What Ciara has been surprised by, is tv. Not so much the programs, but the advertising. She says the adverts swing from advertising loans to advertising ways out of debt, or advertising diets, then junk food. It’s been a real eye-opener for her.
This morning I read an article in ‘Apartment Therapy‘ about Miho Aikawa, a photographer who has just undertaken a project exploring the topic ‘Dinner in NY‘. Aikawa says “A study in Public Health Nutrition….reveals some interesting trends. Eating as a primary activity declined in the past 30 years. On the other hand, eating as a secondary activity rose dramatically in the past 30 years. [...] We now do almost 50% of our eating while concentrating on something else.”

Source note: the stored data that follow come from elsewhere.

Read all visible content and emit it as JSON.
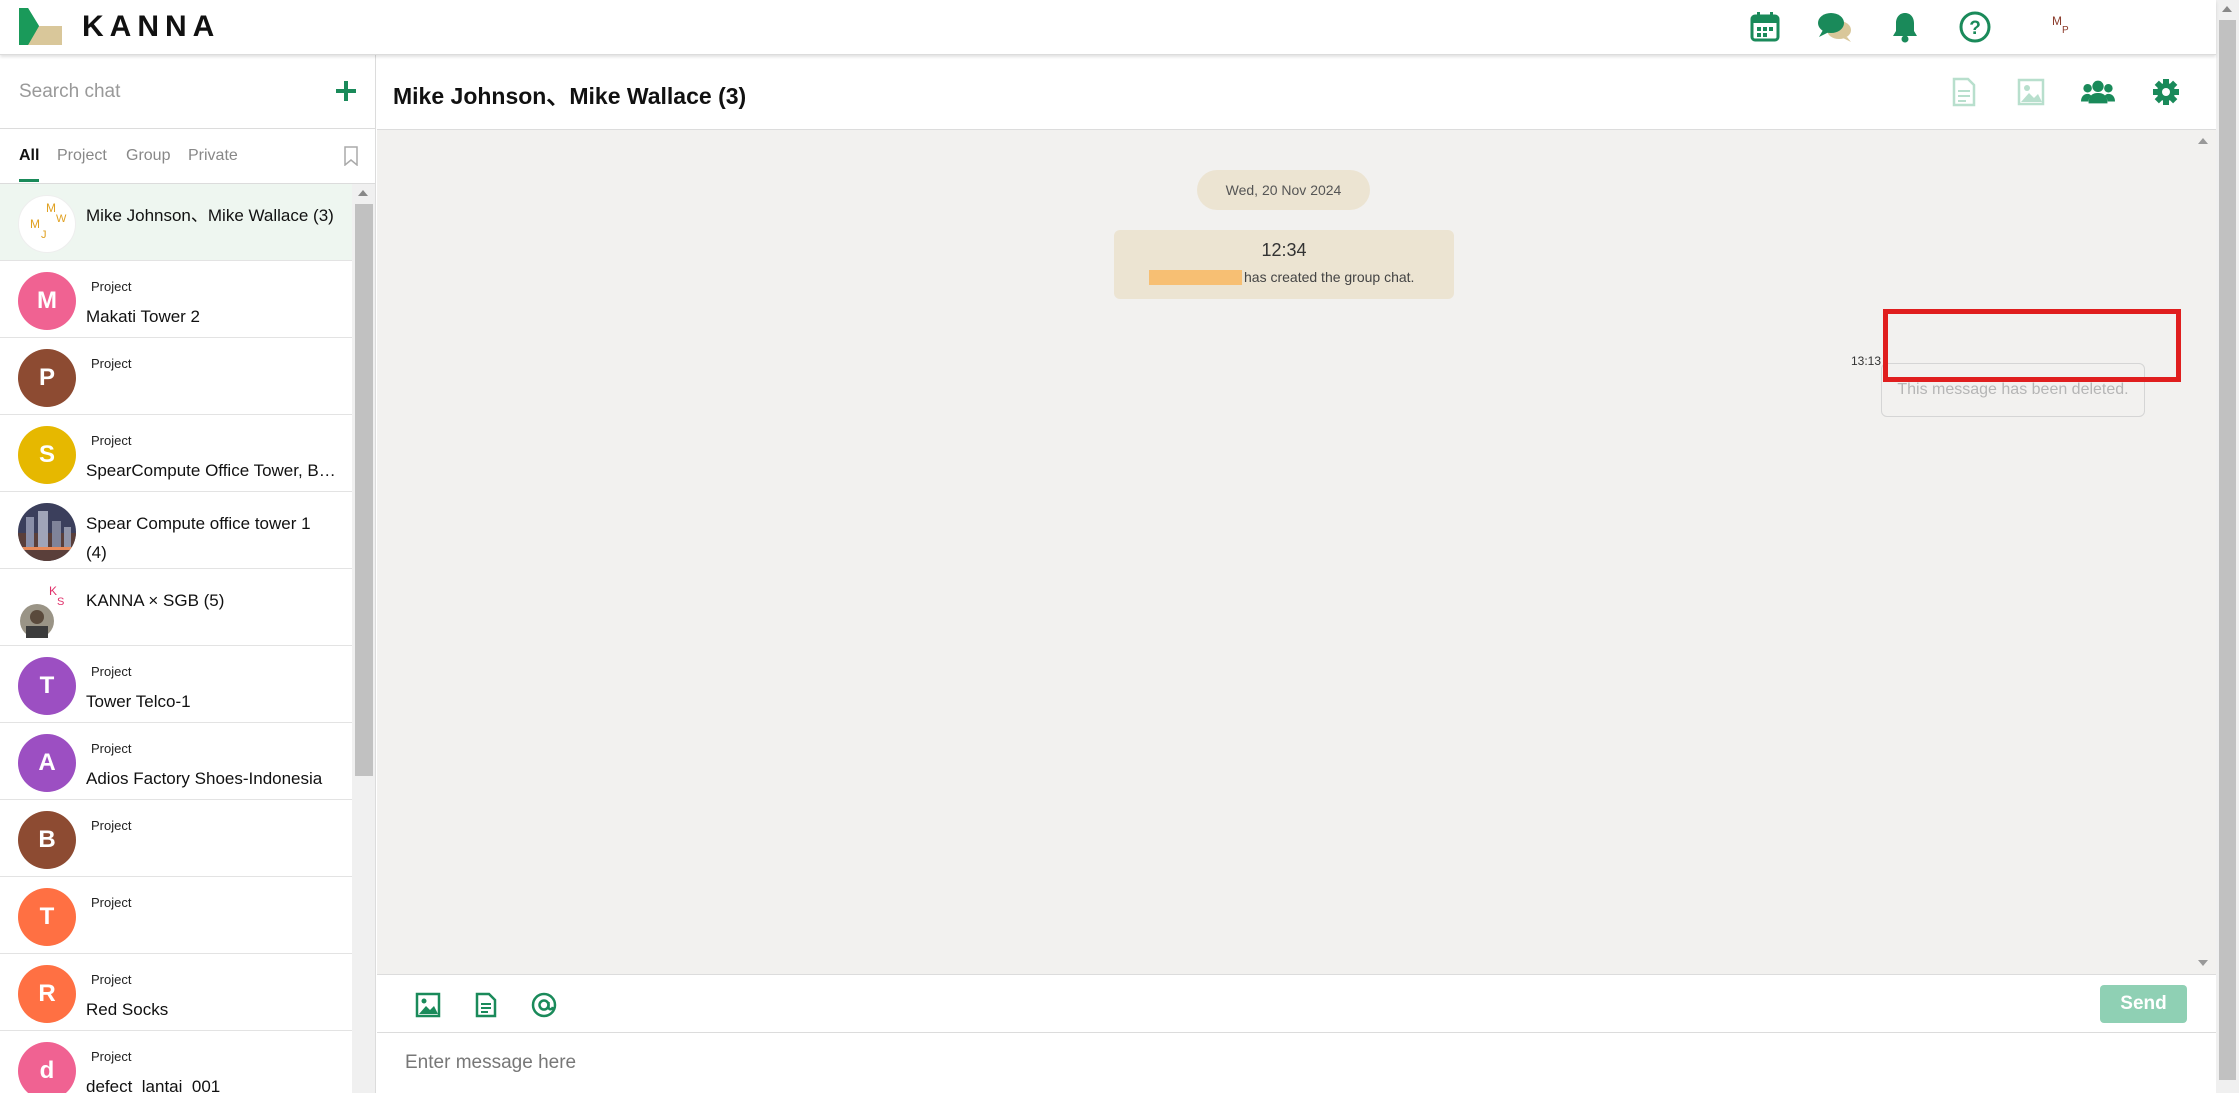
{
  "app": {
    "brand": "KANNA",
    "accent": "#1a8a5a"
  },
  "topbar": {
    "icons": [
      "calendar-icon",
      "chat-icon",
      "bell-icon",
      "help-icon"
    ],
    "user_initials_1": "M",
    "user_initials_2": "P"
  },
  "sidebar": {
    "search_placeholder": "Search chat",
    "tabs": [
      "All",
      "Project",
      "Group",
      "Private"
    ],
    "active_tab": "All",
    "items": [
      {
        "name": "Mike Johnson、Mike Wallace (3)",
        "tag": "",
        "avatar": "group",
        "initials": [
          "M",
          "W",
          "M",
          "J"
        ]
      },
      {
        "name": "Makati Tower 2",
        "tag": "Project",
        "letter": "M",
        "color": "#f06292"
      },
      {
        "name": "",
        "tag": "Project",
        "letter": "P",
        "color": "#8d4b32"
      },
      {
        "name": "SpearCompute Office Tower, Bu…",
        "tag": "Project",
        "letter": "S",
        "color": "#e6b800"
      },
      {
        "name": "Spear Compute office tower 1 (4)",
        "tag": "",
        "avatar": "photo"
      },
      {
        "name": "KANNA × SGB (5)",
        "tag": "",
        "avatar": "group-photo",
        "initials": [
          "K",
          "S"
        ]
      },
      {
        "name": "Tower Telco-1",
        "tag": "Project",
        "letter": "T",
        "color": "#9c4fc2"
      },
      {
        "name": "Adios Factory Shoes-Indonesia",
        "tag": "Project",
        "letter": "A",
        "color": "#9c4fc2"
      },
      {
        "name": "",
        "tag": "Project",
        "letter": "B",
        "color": "#8d4b32"
      },
      {
        "name": "",
        "tag": "Project",
        "letter": "T",
        "color": "#ff7043"
      },
      {
        "name": "Red Socks",
        "tag": "Project",
        "letter": "R",
        "color": "#ff7043"
      },
      {
        "name": "defect_lantai_001",
        "tag": "Project",
        "letter": "d",
        "color": "#f06292"
      }
    ]
  },
  "chat": {
    "title": "Mike Johnson、Mike Wallace (3)",
    "header_icons": [
      "file-icon",
      "image-icon",
      "members-icon",
      "settings-icon"
    ],
    "date": "Wed, 20 Nov 2024",
    "system_time": "12:34",
    "system_text": "has created the group chat.",
    "message_time": "13:13",
    "deleted_text": "This message has been deleted.",
    "send_label": "Send",
    "input_placeholder": "Enter message here"
  }
}
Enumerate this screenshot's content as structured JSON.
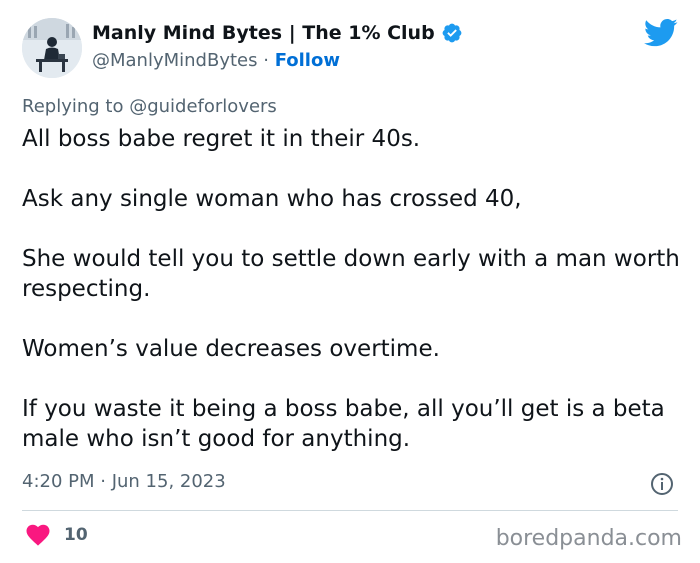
{
  "author": {
    "display_name": "Manly Mind Bytes | The 1% Club",
    "handle": "@ManlyMindBytes",
    "separator": "·",
    "follow_label": "Follow",
    "avatar_icon": "person-at-desk-avatar",
    "verified_icon": "verified-badge-icon"
  },
  "reply": {
    "prefix": "Replying to ",
    "target": "@guideforlovers"
  },
  "tweet": {
    "paragraphs": [
      "All boss babe regret it in their 40s.",
      "Ask any single woman who has crossed 40,",
      "She would tell you to settle down early with a man worth respecting.",
      "Women’s value decreases overtime.",
      "If you waste it being a boss babe, all you’ll get is a beta male who isn’t good for anything."
    ],
    "timestamp": "4:20 PM · Jun 15, 2023",
    "like_count": "10"
  },
  "watermark": "boredpanda.com",
  "colors": {
    "twitter_blue": "#1d9bf0",
    "link_blue": "#006fd6",
    "heart_red": "#f91880",
    "muted_text": "#536471"
  }
}
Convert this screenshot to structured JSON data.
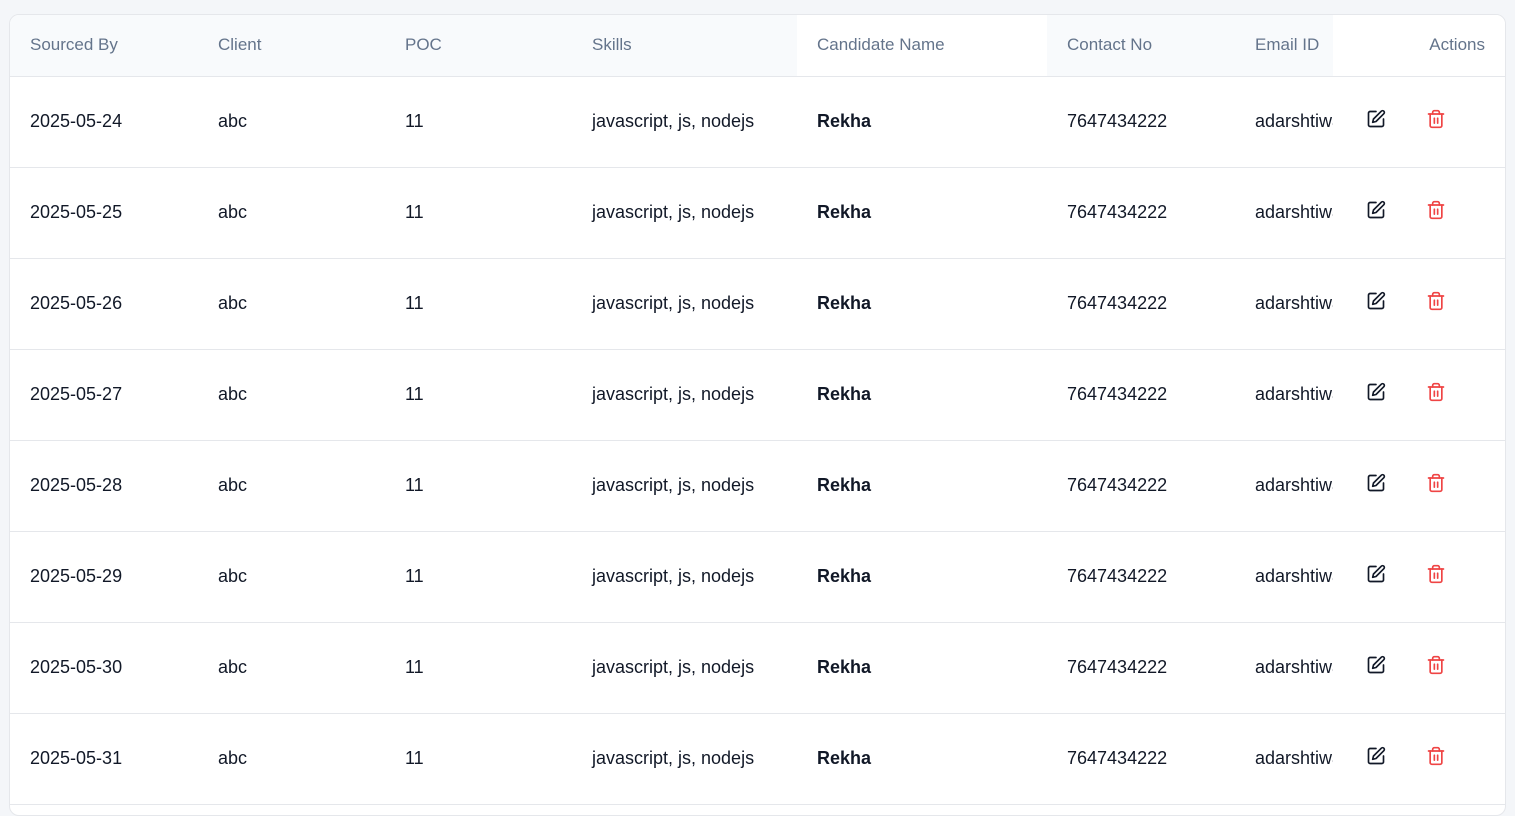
{
  "table": {
    "columns": [
      "Sourced By",
      "Client",
      "POC",
      "Skills",
      "Candidate Name",
      "Contact No",
      "Email ID",
      "Actions"
    ],
    "rows": [
      {
        "sourced_by": "2025-05-24",
        "client": "abc",
        "poc": "11",
        "skills": "javascript, js, nodejs",
        "candidate_name": "Rekha",
        "contact_no": "7647434222",
        "email_id": "adarshtiwari"
      },
      {
        "sourced_by": "2025-05-25",
        "client": "abc",
        "poc": "11",
        "skills": "javascript, js, nodejs",
        "candidate_name": "Rekha",
        "contact_no": "7647434222",
        "email_id": "adarshtiwari"
      },
      {
        "sourced_by": "2025-05-26",
        "client": "abc",
        "poc": "11",
        "skills": "javascript, js, nodejs",
        "candidate_name": "Rekha",
        "contact_no": "7647434222",
        "email_id": "adarshtiwari"
      },
      {
        "sourced_by": "2025-05-27",
        "client": "abc",
        "poc": "11",
        "skills": "javascript, js, nodejs",
        "candidate_name": "Rekha",
        "contact_no": "7647434222",
        "email_id": "adarshtiwari"
      },
      {
        "sourced_by": "2025-05-28",
        "client": "abc",
        "poc": "11",
        "skills": "javascript, js, nodejs",
        "candidate_name": "Rekha",
        "contact_no": "7647434222",
        "email_id": "adarshtiwari"
      },
      {
        "sourced_by": "2025-05-29",
        "client": "abc",
        "poc": "11",
        "skills": "javascript, js, nodejs",
        "candidate_name": "Rekha",
        "contact_no": "7647434222",
        "email_id": "adarshtiwari"
      },
      {
        "sourced_by": "2025-05-30",
        "client": "abc",
        "poc": "11",
        "skills": "javascript, js, nodejs",
        "candidate_name": "Rekha",
        "contact_no": "7647434222",
        "email_id": "adarshtiwari"
      },
      {
        "sourced_by": "2025-05-31",
        "client": "abc",
        "poc": "11",
        "skills": "javascript, js, nodejs",
        "candidate_name": "Rekha",
        "contact_no": "7647434222",
        "email_id": "adarshtiwari"
      }
    ],
    "row_actions": [
      {
        "icon": "edit-icon",
        "color": "#111827"
      },
      {
        "icon": "trash-icon",
        "color": "#ef4444"
      }
    ]
  },
  "colors": {
    "header_bg": "#f8fafc",
    "header_text": "#64748b",
    "border": "#e5e7eb",
    "delete": "#ef4444"
  }
}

These photos certainly give an interesting peek into modern life. Strangely, I was more surprised by the number of people sitting eating beside their laptops than anything else. Perhaps because watching tv while eating has become entrenched in society, perhaps because there is a solitary aspect to sitting eating at a computer whereas tv watching can still be a group activity. Nonetheless, the overall feeling I was left with was sadness. Isn’t it a shame that we don’t all just sit and talk more at mealtimes?




This is the reason I have placed a rule in my house that my son and I eat dinner at the table in the kitchen and not in front of the TV. I have read so much about this modern dinner time and I want whatever chance I can have to sit with my child and to talk and once he hits puberty, dinnertime may well be the only chance I figure so I am enforcing it now.
Good plan. At the moment even without tv, my lovely girl is so tired by teatime it’s like talking to a stroppy teenager. (And I have to admit, we just discovered we have Boomerang & watched Road Runner at tea time. Kids hadn’t seen it ever before and just kept saying “That wolf (ahem, coyote) is crazy!”. But mostly we don’t watch tv at dinner).